Let’s get some averages now for age, stature and mass of our participants
mean(p_info_clean$age)[1] 23
sd(p_info_clean$age)[1] 7.132671
We can do it individually as above or we can summarise across the columns we want to choose in this case columns 3, 4 and 5 c(3:5).
p_info_clean %>% summarize(across(c(3:5), mean))# A tibble: 1 × 3
age stature mass
<dbl> <dbl> <dbl>
1 23 173. 81.6
p_info_clean %>% summarize(across(c(3:5), sd))# A tibble: 1 × 3
age stature mass
<dbl> <dbl> <dbl>
1 7.13 11.3 12.6
Let’s take our data.csv file. We can visualise this simply with base R e.g. with a barchart or histogram here:
barplot(height = data$Internal, names.arg = data$Participant)hist(data$Internal)The histogram gives us a visual representation of the distribution of our data - we need to check it meets the assumption of normality. We can also use a qq-plot to do this
The Q-Q plot, or quantile-quantile plot, is a graphical tool to help us assess if a set of data plausibly came from some theoretical distribution such as a Normal or exponential. For example, if we run a statistical analysis that assumes our dependent variable is Normally distributed, we can use a Normal Q-Q plot to check that assumption. It’s just a visual check, not an air-tight proof, so it is somewhat subjective. But itallows us to see at-a-glance if our assumption is plausible, and if not, how the assumption is violated and what data points contribute to the violation.
A Q-Q plot is a scatterplot created by plotting two sets of quantiles against one another. If both sets of quantiles came from the same distribution, we should see the points forming a line that’s roughly straight.

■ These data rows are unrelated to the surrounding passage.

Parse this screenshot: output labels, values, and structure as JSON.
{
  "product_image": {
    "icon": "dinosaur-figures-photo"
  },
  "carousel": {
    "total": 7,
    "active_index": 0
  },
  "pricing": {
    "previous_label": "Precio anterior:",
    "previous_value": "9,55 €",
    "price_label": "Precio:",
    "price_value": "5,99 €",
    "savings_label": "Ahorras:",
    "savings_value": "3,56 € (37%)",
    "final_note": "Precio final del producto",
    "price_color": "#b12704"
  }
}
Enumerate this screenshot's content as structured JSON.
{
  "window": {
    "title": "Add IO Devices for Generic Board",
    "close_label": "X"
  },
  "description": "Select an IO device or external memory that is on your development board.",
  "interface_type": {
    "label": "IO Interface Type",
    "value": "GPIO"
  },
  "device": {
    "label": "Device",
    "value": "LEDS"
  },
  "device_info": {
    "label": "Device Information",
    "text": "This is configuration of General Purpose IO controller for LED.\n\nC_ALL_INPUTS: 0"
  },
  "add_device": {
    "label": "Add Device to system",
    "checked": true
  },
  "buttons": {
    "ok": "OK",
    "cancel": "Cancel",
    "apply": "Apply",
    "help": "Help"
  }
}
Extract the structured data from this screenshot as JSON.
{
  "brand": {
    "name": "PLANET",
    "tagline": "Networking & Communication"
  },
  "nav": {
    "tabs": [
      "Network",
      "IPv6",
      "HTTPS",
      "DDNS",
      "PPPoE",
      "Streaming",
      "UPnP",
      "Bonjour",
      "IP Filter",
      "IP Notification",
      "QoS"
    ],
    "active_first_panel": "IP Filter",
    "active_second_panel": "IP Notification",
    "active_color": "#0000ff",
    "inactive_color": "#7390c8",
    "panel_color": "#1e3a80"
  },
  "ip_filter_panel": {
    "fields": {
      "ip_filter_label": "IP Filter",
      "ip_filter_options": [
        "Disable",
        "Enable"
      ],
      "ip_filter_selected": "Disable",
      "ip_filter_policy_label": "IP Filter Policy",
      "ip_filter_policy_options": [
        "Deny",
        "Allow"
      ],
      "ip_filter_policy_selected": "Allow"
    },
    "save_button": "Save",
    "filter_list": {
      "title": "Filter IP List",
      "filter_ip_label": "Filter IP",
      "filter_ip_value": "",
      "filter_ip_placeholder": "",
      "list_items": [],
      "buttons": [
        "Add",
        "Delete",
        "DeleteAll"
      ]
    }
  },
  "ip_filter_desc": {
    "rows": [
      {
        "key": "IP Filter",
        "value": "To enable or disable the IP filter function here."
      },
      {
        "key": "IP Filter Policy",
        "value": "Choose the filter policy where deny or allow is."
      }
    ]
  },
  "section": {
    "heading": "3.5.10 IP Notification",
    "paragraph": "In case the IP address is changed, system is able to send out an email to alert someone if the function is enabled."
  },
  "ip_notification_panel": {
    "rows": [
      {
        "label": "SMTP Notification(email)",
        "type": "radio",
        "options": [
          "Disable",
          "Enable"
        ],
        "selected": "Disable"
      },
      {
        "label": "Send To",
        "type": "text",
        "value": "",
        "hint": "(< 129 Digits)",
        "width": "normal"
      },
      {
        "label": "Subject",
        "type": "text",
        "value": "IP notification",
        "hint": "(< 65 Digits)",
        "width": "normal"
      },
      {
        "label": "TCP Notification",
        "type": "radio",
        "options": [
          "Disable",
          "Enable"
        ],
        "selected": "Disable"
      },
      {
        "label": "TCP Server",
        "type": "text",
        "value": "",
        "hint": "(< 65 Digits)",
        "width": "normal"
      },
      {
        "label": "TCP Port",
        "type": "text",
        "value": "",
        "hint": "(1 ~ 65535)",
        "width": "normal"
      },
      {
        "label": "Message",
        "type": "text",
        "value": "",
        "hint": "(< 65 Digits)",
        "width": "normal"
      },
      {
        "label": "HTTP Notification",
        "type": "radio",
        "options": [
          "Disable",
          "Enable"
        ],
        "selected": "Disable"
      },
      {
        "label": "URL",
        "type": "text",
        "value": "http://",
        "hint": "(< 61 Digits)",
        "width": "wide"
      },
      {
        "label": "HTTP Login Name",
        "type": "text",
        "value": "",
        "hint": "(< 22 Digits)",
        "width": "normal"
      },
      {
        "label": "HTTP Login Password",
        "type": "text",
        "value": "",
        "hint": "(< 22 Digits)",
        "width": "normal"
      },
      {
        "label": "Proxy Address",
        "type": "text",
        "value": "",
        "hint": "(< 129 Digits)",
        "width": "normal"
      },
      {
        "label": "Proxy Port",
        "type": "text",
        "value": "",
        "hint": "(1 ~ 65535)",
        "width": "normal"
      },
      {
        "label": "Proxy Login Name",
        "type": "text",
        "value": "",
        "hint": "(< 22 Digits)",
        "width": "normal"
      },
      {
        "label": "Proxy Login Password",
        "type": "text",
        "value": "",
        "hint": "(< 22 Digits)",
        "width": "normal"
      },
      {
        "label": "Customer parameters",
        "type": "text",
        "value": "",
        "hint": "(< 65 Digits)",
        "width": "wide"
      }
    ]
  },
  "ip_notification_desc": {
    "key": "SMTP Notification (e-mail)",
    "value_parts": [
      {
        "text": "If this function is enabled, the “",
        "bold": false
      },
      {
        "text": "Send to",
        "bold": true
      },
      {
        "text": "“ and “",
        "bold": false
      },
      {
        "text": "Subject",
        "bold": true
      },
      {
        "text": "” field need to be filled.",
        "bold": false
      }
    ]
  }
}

We can use base R or library(car) so you might need to install the package if you don’t have it already:
qqPlot(data$Internal)[1] 19 29
#or in base R
qqnorm(data$Internal)
qqline(data$Internal)In this case it looks like our data might not be normally distributed, although most of the points are within the blue shaded area, but we might want a formal test to check.
The Shapiro–Wilk test is a test of normality and simply tells us if the data is significantly different from normal. Here the null hypothesis is that the data will be normal and the test gives us a p-value for the likelihood that we would see the distribution we do if the null hypothesis is true. Remember p-values are crude and in reality why is p=0.51 any better than p=0.49. As such this is also not “air-tight”.
The code below runs the Shapiro-Wilk test for Internal and we get W = 0.975, p = 0.678)
shapiro.test(data$Internal)
Shapiro-Wilk normality test
data: data$Internal
W = 0.97485, p-value = 0.6783
ggplot is a powerful plotting too that is part of the “tidyverse”.
Tidyverse is a collection of packages that share an underlying design philosophy, grammar, and data structure. Tidyverse allows you to import, wrangle (tidy & transform), visualise and model your data. Below we will primarily use a package called dplyr - but we will use some functions from other packages.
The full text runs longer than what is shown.